There is no easy answer to sustainable human development in Africa. However, it is self-evident that the presence of natural resources should expedite the development process, not slow it down or reverse it. This requires political will from both host countries and governments representing foreign investors. But political will is not enough, multiple layers of accountability are needed to ensure the gains of resource extraction go to help the people in the countries which own these resources. Corporate accountability is one aspect which, alongside political accountability, can help ensure that the rule of law is upheld with respect to contracts, and that deals are properly vetted for human rights considerations.

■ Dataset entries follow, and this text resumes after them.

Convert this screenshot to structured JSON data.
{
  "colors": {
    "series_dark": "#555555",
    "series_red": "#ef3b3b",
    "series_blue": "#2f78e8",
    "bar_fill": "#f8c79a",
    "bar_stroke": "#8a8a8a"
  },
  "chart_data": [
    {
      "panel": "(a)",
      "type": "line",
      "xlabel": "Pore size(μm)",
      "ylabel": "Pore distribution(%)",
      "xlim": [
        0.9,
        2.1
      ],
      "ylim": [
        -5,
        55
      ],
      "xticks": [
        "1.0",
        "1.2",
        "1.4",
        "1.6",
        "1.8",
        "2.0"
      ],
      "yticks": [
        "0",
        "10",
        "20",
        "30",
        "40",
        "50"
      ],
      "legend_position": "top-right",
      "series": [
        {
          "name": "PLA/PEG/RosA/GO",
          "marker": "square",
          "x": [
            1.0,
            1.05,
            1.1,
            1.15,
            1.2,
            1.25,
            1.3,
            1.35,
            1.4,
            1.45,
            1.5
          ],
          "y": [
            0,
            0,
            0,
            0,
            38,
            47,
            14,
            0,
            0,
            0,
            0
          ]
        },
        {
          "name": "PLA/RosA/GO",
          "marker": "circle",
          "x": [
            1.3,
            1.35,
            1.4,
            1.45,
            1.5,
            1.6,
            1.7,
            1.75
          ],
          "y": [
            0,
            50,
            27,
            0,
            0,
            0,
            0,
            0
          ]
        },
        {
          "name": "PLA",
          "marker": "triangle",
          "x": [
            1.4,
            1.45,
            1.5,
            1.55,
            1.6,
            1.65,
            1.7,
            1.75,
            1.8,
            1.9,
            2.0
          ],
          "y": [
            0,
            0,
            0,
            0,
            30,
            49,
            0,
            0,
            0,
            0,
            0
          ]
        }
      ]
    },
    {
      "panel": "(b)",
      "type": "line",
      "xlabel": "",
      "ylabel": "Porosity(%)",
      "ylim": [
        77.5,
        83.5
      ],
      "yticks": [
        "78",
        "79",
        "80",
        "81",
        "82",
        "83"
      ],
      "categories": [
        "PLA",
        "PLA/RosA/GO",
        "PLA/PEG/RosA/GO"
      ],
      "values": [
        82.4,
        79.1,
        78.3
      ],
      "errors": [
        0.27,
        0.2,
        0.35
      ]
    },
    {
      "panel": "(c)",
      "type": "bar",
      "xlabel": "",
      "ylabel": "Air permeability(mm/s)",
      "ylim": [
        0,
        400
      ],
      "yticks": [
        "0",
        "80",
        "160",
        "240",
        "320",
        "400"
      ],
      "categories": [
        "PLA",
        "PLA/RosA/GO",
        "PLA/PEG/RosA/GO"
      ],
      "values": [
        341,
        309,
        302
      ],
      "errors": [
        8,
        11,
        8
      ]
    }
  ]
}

There is, however, another part of the story. African governments would be right to instill the idea within their citizenry’s that profits from natural resource production indeed do belong primarily to the people. Bad contractual terms are more easily remedied than organized criminals and corrupt officials stealing resource rents. In order to remedy this issue, social accountability could go a long way. Empowering people with political rights, and institutions for voicing grievances (such as ombudsman offices and / or NHRIs, or institutions created specifically for extractive industry grievances) can help turn nationalism and self-interests into meaningful accountability on a scale that is otherwise unachievable.
If people in the developing world are convinced resource profits will go to development programs, and governments are committed to these programs and institutions that promote social accountability, then perhaps we can move past the point in history where the presence of natural resources is considered a “curse” and move toward a future where natural resource profits help expedite human development (as they should!). It appears the political will is slowly accumulating throughout Africa, this is great news as tighter regulations always work better when imposed regionally in order to avoid a “race to the bottom”. The UN Post-2015 Development Agenda will also help achieve this goal, as it is set to have human rights considerations and accountability at it’s core.